[LMDB] getting MDB_CORRUPTED when deleting within a DUPSORT database - openldap-technical

20 Mar 2017


      Hi,
I am using version 0.9.20 on Linux (Ubuntu derivates, uname see [1], [2]). One 
of the databases is used as an index to another database and thus has been 
created using the MDB_DUPSORT. Running my software in a test environment, about 
33 million entries were generated in this database. In order to falsify a 
suspicion that my software would not perform housekeeping correctly, I copied 
the LMDB file to my workstation and forced my software to delete all "legal" 
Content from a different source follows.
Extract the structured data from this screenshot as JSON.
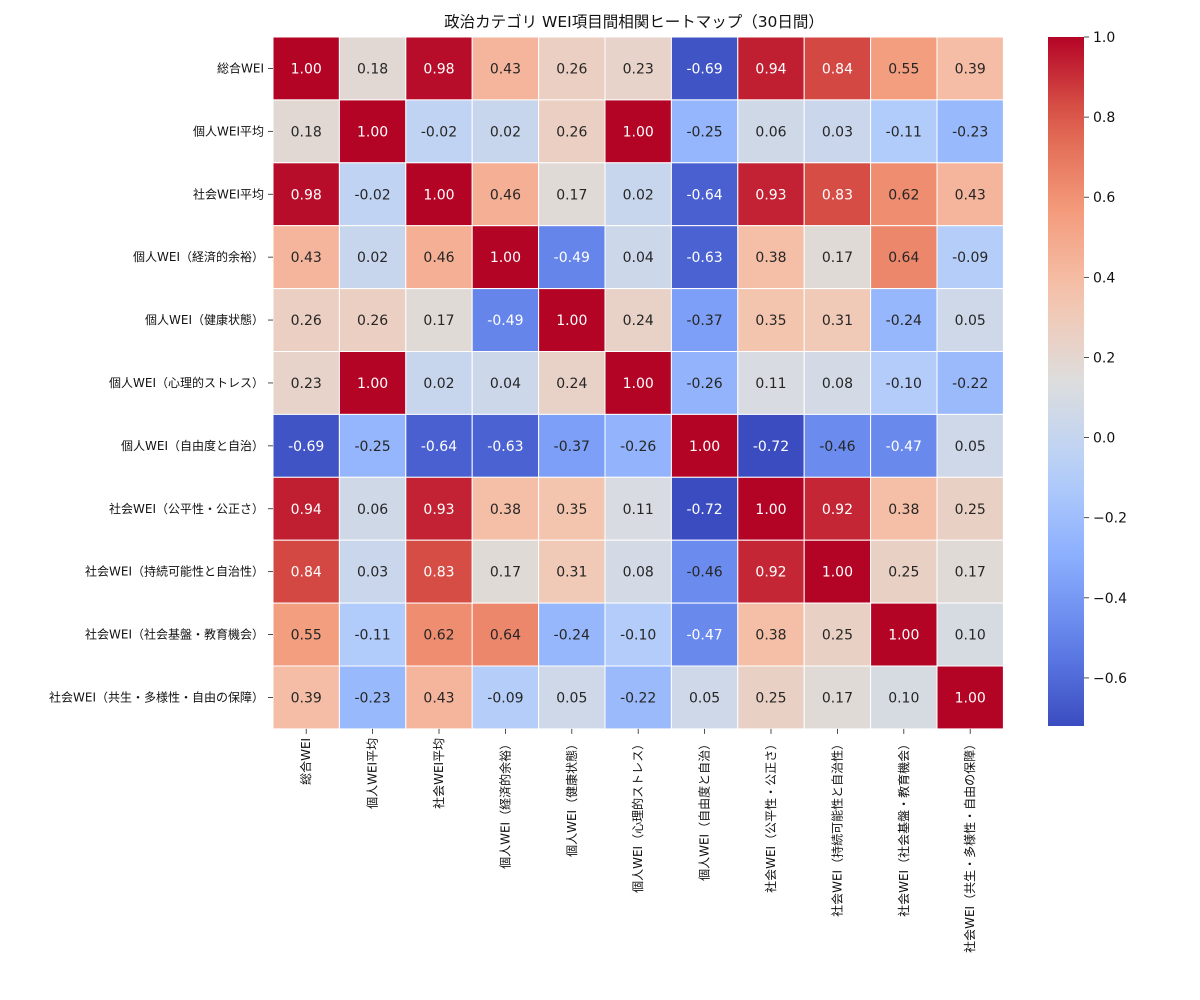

entries in order to see whether any entries remain. Unfortunately, I got an 
MDB_CORRUPTED during the delete operation on that database.
Some more details: The deletion takes place in multiple steps, calling a 
function that deletes ranges in databases multiple times. The code is as follows 
(leaving some boilerplate code away):
unsigned int dbFlags;
int error = mdb_dbi_flags (txn, dbi, &dbFlags);
// [...]
bool isDupSort = dbFlags & MDB_DUPSORT;
error = mdb_cursor_open (txn, dbi, &cursor);
// [...]
error = mdb_cursor_get (cursor, &ckey, &cdata, MDB_SET_RANGE);
while (error != MDB_NOTFOUND)
     {
       // [...]
int compResult = mdb_cmp (txn, dbi, &ckey, &ekey);
if (compResult > 0 || !compResult && !endIsInclusive)
         break;
error = mdb_cursor_del (cursor, isDupSort ? MDB_NODUPDATA : 0);
// [...]
error = mdb_cursor_get (cursor, &ckey, &cdata, MDB_NEXT);
     }
mdb_cursor_close (cursor);
Is this the correct way to delete the data? The MDB_CORRUPTED error occurs in 
the mdb_cursor_del call. Other operations on that specific database are mdb_put 
(with no flags) and mdb_del, supplying both key and data.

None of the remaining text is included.